Alexis Gregory talks to This Is Cabaret about the one-off return of his hit play SLAP (recently long listed for the 2016 Polari Prize and currently being turned into a film) about a transgender hooker Dominique, as well as his views on Caitlin Jenner and transphobia within the gay community.
How much of SLAP is inspired by real-life events that have happened to you or people you know?
All of it! That is why audience members respond well to the piece, I think. They know it comes from a true place. When writing SLAP, I took many real life events and expanded them – pushing them as far as I could.
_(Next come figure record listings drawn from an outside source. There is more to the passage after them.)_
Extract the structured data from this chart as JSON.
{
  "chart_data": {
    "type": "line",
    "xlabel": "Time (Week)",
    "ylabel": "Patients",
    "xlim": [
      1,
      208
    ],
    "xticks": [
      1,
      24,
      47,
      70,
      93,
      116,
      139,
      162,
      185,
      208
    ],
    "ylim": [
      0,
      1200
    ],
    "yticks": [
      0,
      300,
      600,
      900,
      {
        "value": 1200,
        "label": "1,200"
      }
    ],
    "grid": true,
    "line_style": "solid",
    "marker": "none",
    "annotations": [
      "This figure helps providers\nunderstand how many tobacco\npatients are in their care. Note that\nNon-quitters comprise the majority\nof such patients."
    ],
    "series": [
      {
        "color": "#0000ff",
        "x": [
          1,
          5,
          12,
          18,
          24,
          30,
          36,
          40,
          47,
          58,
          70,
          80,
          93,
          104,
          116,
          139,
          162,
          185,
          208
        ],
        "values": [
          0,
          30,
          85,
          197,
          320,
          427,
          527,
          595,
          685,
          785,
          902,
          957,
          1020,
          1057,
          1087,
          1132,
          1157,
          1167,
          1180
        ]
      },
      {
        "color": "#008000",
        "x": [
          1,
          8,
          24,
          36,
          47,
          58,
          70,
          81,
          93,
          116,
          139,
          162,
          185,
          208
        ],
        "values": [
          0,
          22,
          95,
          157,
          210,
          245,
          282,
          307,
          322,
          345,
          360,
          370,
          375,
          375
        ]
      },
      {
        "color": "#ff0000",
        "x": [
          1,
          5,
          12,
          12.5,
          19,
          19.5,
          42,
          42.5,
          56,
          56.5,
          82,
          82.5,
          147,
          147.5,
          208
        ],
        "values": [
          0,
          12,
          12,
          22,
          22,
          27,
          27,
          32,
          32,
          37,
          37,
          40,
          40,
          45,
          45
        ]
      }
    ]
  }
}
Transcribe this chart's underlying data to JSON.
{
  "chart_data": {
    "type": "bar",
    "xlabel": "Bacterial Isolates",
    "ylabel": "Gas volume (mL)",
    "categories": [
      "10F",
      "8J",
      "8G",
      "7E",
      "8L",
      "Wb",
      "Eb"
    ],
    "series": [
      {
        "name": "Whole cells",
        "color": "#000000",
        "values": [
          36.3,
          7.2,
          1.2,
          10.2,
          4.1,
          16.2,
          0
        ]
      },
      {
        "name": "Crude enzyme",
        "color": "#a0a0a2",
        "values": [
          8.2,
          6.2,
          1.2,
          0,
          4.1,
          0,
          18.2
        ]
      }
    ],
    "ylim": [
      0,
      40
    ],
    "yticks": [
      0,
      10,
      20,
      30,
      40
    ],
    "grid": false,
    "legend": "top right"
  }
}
All three of the characters in ‘Slap’ are extensions of myself and explorations of my journey and what I’ve learnt and what I’ve struggled with, so it’s a very personal play.
Thanks to the legendary Rikki Beadle Blair’s inventive staging, the audience sit inside Dominique’s flat, so they’re as close as possible to these dramatic and difficult situations that the characters find themselves in. The initial idea for the play came to me from something that was told to me in a bar many years ago. As I was writing the script and piecing the rest of the story together years later, I was surrounded by real life events and scenarios that made it into SLAP or influenced the script. I’m really excited to bring SLAP back for this special one-off performance hosted by The Telegraph for their Pride celebrations. It’s being performed at Concrete in Shoreditch which we are transforming for the audience into a “den of iniquity” as someone called it!
The transgender landscape has changed immensely since SLAP first came out, not least through the number of high profile names coming out as trans such as Chelsea Manning, the Wachowskis, Kellie Maloney and Caitlyn Jenner. Do you still feel SLAP is as relevant now as it was when it was first performed?
I agree with you that elements of the transgender landscape have changed dramatically over the last couple of years and that’s a wonderful thing. Things seem to have changed rapidly with many inspiring community figures leading the way. These are truly exciting times, however, we mustn’t become complacent and believe that everything is now “OK” in the LGBT community – it just isn’t.
Not in London, not in the UK, and certainly not beyond. We mustn’t be lulled into any false sense of security in regards to our rights and how “accepted” we have become. I truly believe that.
People often focus on Dominique’s issues as she is central to SLAP, but the gay male identity of the character Danny, is more relevant than it ever was. He copes with his homosexuality via Dominique’s transgender status. Meanwhile John, the third character identifies as straight but has his own challenges too. Frankie Fitzgerald and Nigel Fairs who play those respective roles are amazing, their performances are on another level and I think some of the best acting you can find on the London stage right now.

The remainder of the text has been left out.